Critics say Bill 2050 is “exactly same bill”

The new version of Poland’s draft crypto bill provides an 84-page-long document that essentially replicates the original Bill 1424, aiming to designate the Polish Financial Supervision Authority as the country’s primary crypto asset market regulator.

Crypto advocates like Polish politician Tomasz Mentzen previously criticized Bill 1424 as “118 pages of overregulation,” particularly in comparison to shorter versions in other EU member states like Hungary or Romania.
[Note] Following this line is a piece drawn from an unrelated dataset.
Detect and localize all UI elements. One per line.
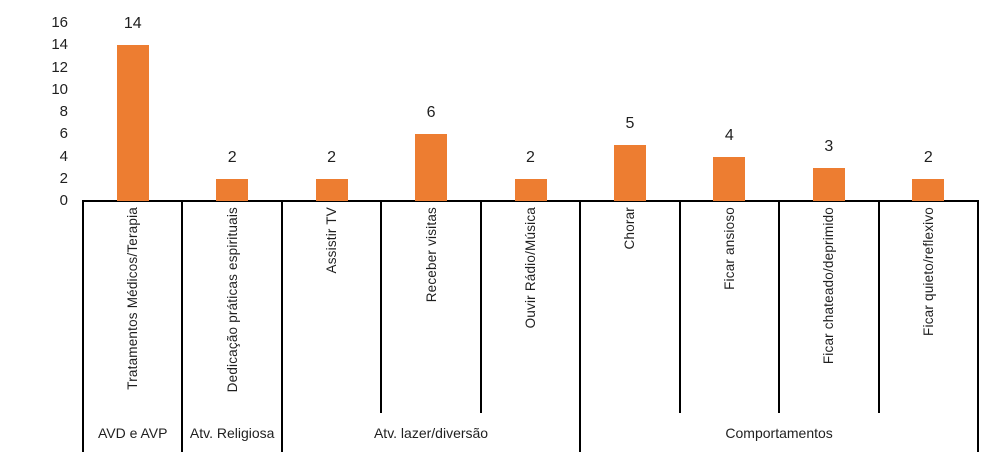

“The government has once again adopted exactly the same bill on cryptoassets,” Mentzen wrote in an X post on Tuesday.

Source: Tomasz Mentzen

He also mocked Tusk’s claim that the president’s earlier veto was tied to the alleged involvement of the “Russian mafia,” saying: “The bill is perfect, and anyone who thinks otherwise is funded by Putin.”

Government spokesman Szłapka reportedly claimed that Nawrocki will likely not veto the proposed bill this time, following a classified security briefing in parliament last week and “now has full knowledge” of the implications on national security.

The issue with MiCA: Local versus centralized EU oversight

Poland’s debate over its crypto bill sets an important precedent for implementing the EU-wide MiCA regulation, as the proposed legislation would place responsibility for market supervision on the local financial regulator.

The issue is particularly significant amid calls from some member states for more centralized MiCA supervision under the Paris-based European Securities and Markets Authority (ESMA).